Sir Miles ! Miséricorde ! J’avais complètement oublié mon titre de noblesse ! Que Dieu me bénisse, si j’y puis rien comprendre ! Le malheur et le danger ne lui font point perdre la mémoire de ses coquecigrues !… Sir Miles ! Ce titre de chevalier ferait bien sur un parchemin ; c’est égal, sa folie ne le rend point injuste, car enfin ce titre, je l’ai quelque peu mérité. Je ne suis, il est vrai, qu’une ombre de chevalier avec l’ombre d’un titre, dans le royaume des ombres et des rêves, mais cela vaut peut-être mieux que d’être un vrai comte dans un vrai royaume, et de servir un vrai roi qui n’irait peut-être pas à la cheville de ce petit roi pour rire !

En ce moment, il y eut une bousculade dans la foule. Un officier de justice se frayait un passage au milieu des curieux. Il arriva jusqu’au roi et lui posa la main sur l’épaule.

— Doucement, mon ami, doucement, dit Hendon. Retirez votre main, je vous prie. Il ira où vous voudrez, je réponds de lui. Marchez devant, nous vous suivrons.

Le représentant de la loi ne répondit point. Il fit signe à la foule de se ranger. Puis il ouvrit la marche avec une grave lenteur. La femme était à côté de lui, son paquet sous le bras. Miles et le roi venaient derrière. La foule fermait le cortège. Le roi voulait regimber ; Hendon lui dit tout bas :

— Songez-y bien, sire, la loi est comme le souffle bienfaisant de la royauté ; qui mieux que vous peut donner l’exemple de la soumission aux officiers de la justice royale ? La loi a été violée.

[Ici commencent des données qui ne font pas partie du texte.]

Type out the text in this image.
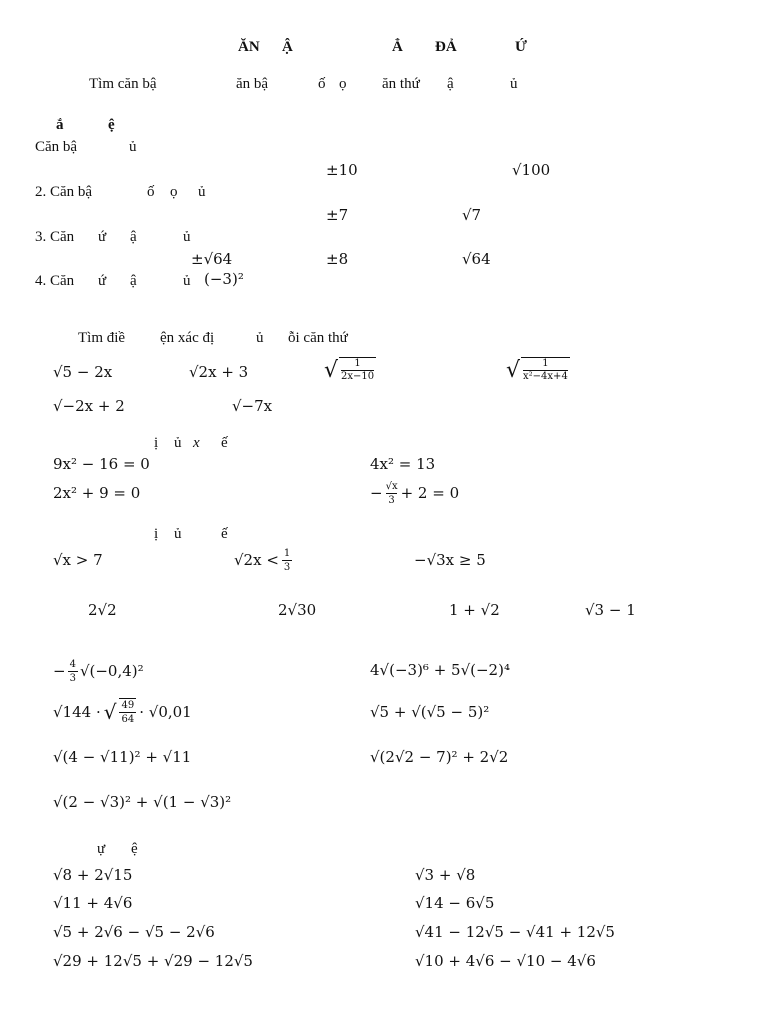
ĂN Ậ	Ẳ ĐẢ	Ứ
Tìm căn bậ	ăn bậ	ố ọ ăn thứ ậ	ủ
ắ	ệ
Căn bậ	ủ
±10	√100
2. Căn bậ	ố ọ ủ
±7	√7
3. Căn ứ ậ	ủ
±√64	±8	√64
4. Căn ứ ậ	ủ (−3)²
Tìm điề ện xác đị	ủ ỗi căn thứ
√5 − 2x	√2x + 3	√ $\frac{1}{2x-10}$	√ $\frac{1}{\text{x²−4x+4}}$
√−2x + 2	√−7x
ị ủ x ế
9x² − 16 = 0	4x² = 13
2x² + 9 = 0	− $\frac{√x}{3} + 2 = 0$
ị ủ	ế
√x > 7	$√2x < \frac{1}{3}$	−√3x ≥ 5
2√2	2√30	1 + √2	√3 − 1
− $\frac{4}{3} √(-0,4)^2$	4√(−3)⁶ + 5√(−2)⁴
√144 · √ $\frac{49}{64} \cdot √0,01$	√5 + √(√5 − 5)²
√(4 − √11)² + √11	√(2√2 − 7)² + 2√2
√(2 − √3)² + √(1 − √3)²
ự ệ
√8 + 2√15	√3 + √8
√11 + 4√6	√14 − 6√5
√5 + 2√6 − √5 − 2√6	√41 − 12√5 − √41 + 12√5
√29 + 12√5 + √29 − 12√5	√10 + 4√6 − √10 − 4√6
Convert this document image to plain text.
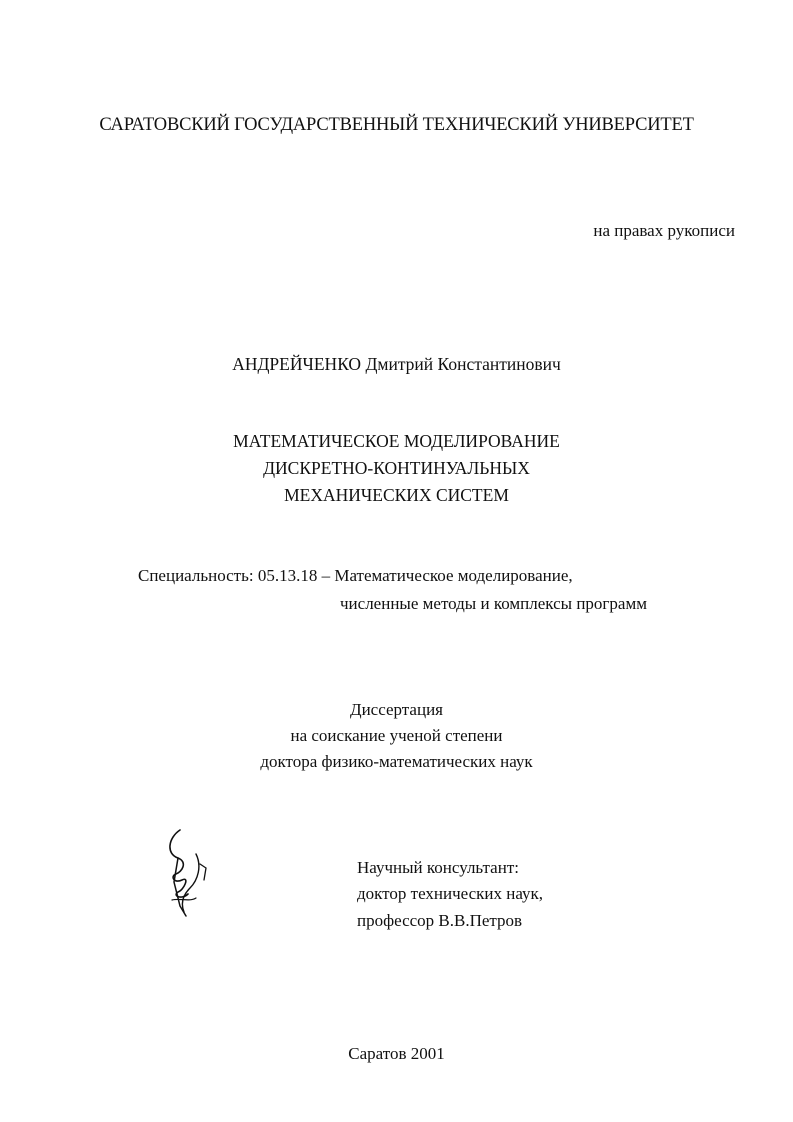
САРАТОВСКИЙ ГОСУДАРСТВЕННЫЙ ТЕХНИЧЕСКИЙ УНИВЕРСИТЕТ
на правах рукописи
АНДРЕЙЧЕНКО Дмитрий Константинович
МАТЕМАТИЧЕСКОЕ МОДЕЛИРОВАНИЕ
ДИСКРЕТНО-КОНТИНУАЛЬНЫХ
МЕХАНИЧЕСКИХ СИСТЕМ
Специальность: 05.13.18 – Математическое моделирование,
численные методы и комплексы программ
Диссертация
на соискание ученой степени
доктора физико-математических наук
Научный консультант:
доктор технических наук,
профессор В.В.Петров
Саратов 2001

Quand le Roi sera remonté sur son trône, il n’aura point à rougir d’avoir, le jour où il ne paraissait être qu’un simple sujet, prouvé à son peuple que la loi doit être souveraine.

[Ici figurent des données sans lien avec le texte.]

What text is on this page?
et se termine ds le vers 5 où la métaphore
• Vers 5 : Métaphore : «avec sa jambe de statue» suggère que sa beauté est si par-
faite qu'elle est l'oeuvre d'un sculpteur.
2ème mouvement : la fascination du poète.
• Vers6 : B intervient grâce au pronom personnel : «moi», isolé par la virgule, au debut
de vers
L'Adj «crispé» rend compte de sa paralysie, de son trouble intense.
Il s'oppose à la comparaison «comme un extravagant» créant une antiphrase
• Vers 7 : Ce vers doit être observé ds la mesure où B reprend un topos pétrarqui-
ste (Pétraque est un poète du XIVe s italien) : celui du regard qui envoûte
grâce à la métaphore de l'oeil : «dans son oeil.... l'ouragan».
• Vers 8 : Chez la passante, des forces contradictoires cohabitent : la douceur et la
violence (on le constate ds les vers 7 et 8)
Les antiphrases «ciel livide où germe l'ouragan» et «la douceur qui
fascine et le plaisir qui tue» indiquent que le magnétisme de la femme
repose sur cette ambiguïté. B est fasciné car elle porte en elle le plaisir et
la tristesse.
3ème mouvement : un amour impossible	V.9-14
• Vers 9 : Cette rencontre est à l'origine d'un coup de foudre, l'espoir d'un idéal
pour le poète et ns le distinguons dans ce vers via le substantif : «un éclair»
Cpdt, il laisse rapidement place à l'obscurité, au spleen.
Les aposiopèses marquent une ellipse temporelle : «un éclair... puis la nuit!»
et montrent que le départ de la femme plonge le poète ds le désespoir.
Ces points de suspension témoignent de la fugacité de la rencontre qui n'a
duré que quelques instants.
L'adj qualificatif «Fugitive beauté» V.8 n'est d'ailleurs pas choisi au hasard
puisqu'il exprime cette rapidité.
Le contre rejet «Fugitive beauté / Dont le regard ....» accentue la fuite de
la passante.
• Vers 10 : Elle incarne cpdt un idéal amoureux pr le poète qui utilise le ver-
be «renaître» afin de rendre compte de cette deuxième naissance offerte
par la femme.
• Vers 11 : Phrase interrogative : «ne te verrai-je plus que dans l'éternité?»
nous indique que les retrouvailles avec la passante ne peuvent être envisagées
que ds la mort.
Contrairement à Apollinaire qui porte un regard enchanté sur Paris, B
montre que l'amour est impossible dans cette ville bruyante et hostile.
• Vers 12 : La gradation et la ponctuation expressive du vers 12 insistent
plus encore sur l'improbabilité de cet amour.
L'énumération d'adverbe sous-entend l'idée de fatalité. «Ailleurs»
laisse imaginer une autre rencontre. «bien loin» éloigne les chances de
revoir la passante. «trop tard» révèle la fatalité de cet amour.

Ces paroles firent une profonde impression sur l’esprit de l’enfant.

— Vous avez raison, sir Miles ; je n’ai pas besoin d’en entendre davantage. Je saurai montrer à mon peuple que le Roi d’Angleterre n’impose point à ses sujets d’autres lois que celles qu’il veut observer lui-même.

Quand la femme fut appelée à témoigner devant le magistrat, elle prêta serment que le prisonnier, assis sur le banc des accusés, était bien celui qui avait commis le vol. Aucun témoin à décharge ne se présenta. La culpabilité du roi était évidente. N’avait-il pas été pris en flagrant délit ?

Alors on examina de plus près les pièces de conviction. Le magistrat plongea la main dans le panier et en retira le paquet qu’il ouvrit.

Il y trouva un petit cochon de lait.

Le juge pâlit. Hendon pâlit aussi. Un frissonnement circula dans la foule.

Le roi demeurait immobile, calme, presque indifférent.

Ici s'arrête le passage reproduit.